This is one of those hidden systems I told you about. A game like Grand Theft Auto: Vice City has gigabytes of art and sound, and the CPU only has a fraction of the memory, perhaps less than one hundred megabytes. Imagine the problem of getting a crowd of people out of a burning building. Left to their own devices, the crowd will panic, attempt to force themselves through every available exit, and only a small fraction of the people will escape alive.
Now imagine another scenario, where the evacuation was completely organized. The crowd would divide themselves into single file lines, each line going out the nearest exit. If the lines didn't cross, people could almost run. It would be very likely that even a large building could be completely evacuated.
This analogy works well for game resources. The burning building is your optical media, and the doors are the limited bandwidth you have for streaming this media. The bits on the disk represent the crowd. Your job is to figure out a way to get as many of the bits from the optical media into memory in the shortest possible time. That's not the entire problem, though. A resource cache is exactly what the name implies—commonly used assets like the graphic for a mouse pointer are always in memory, and rarely used assets like the cinematic endgame are only in memory while it's playing, and most likely only a piece of it at that.
The resource cache manages assets like these in a way that fools the game into thinking that they are always in memory. If everything works well the game will never have to wait for anything, since the resource cache should be smart enough to predict which assets will be used and load them before they are needed.
Every now and then the cache might miscalculate and suffer a cache miss. Depending on the resource, the game might be able to continue without it until it has been loaded, such as the graphics for an object in the far distance. In that case the graphic can fade in once it is safely in memory.
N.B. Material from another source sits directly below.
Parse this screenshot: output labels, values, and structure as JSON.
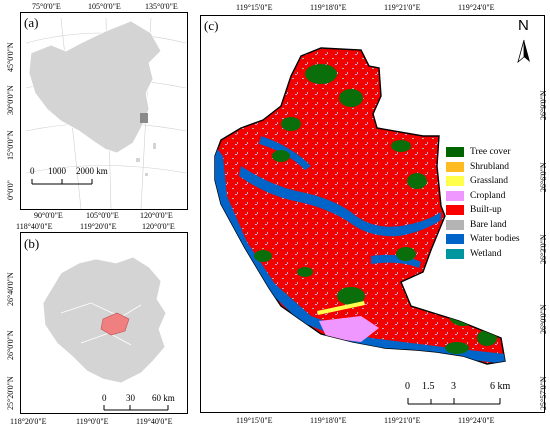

In other cases, the game isn't so lucky, such as a missing audio file for a character's lines. Since they are synched to the facial animations, the game has to wait until the audio is loaded before the character can begin speaking.
So, it's not enough to write a little cache that knows whether resources exist in memory at the moment they are needed. It has to be clever, predicting the future to some extent and even providing the game with a backup in case the cache suffers a miss.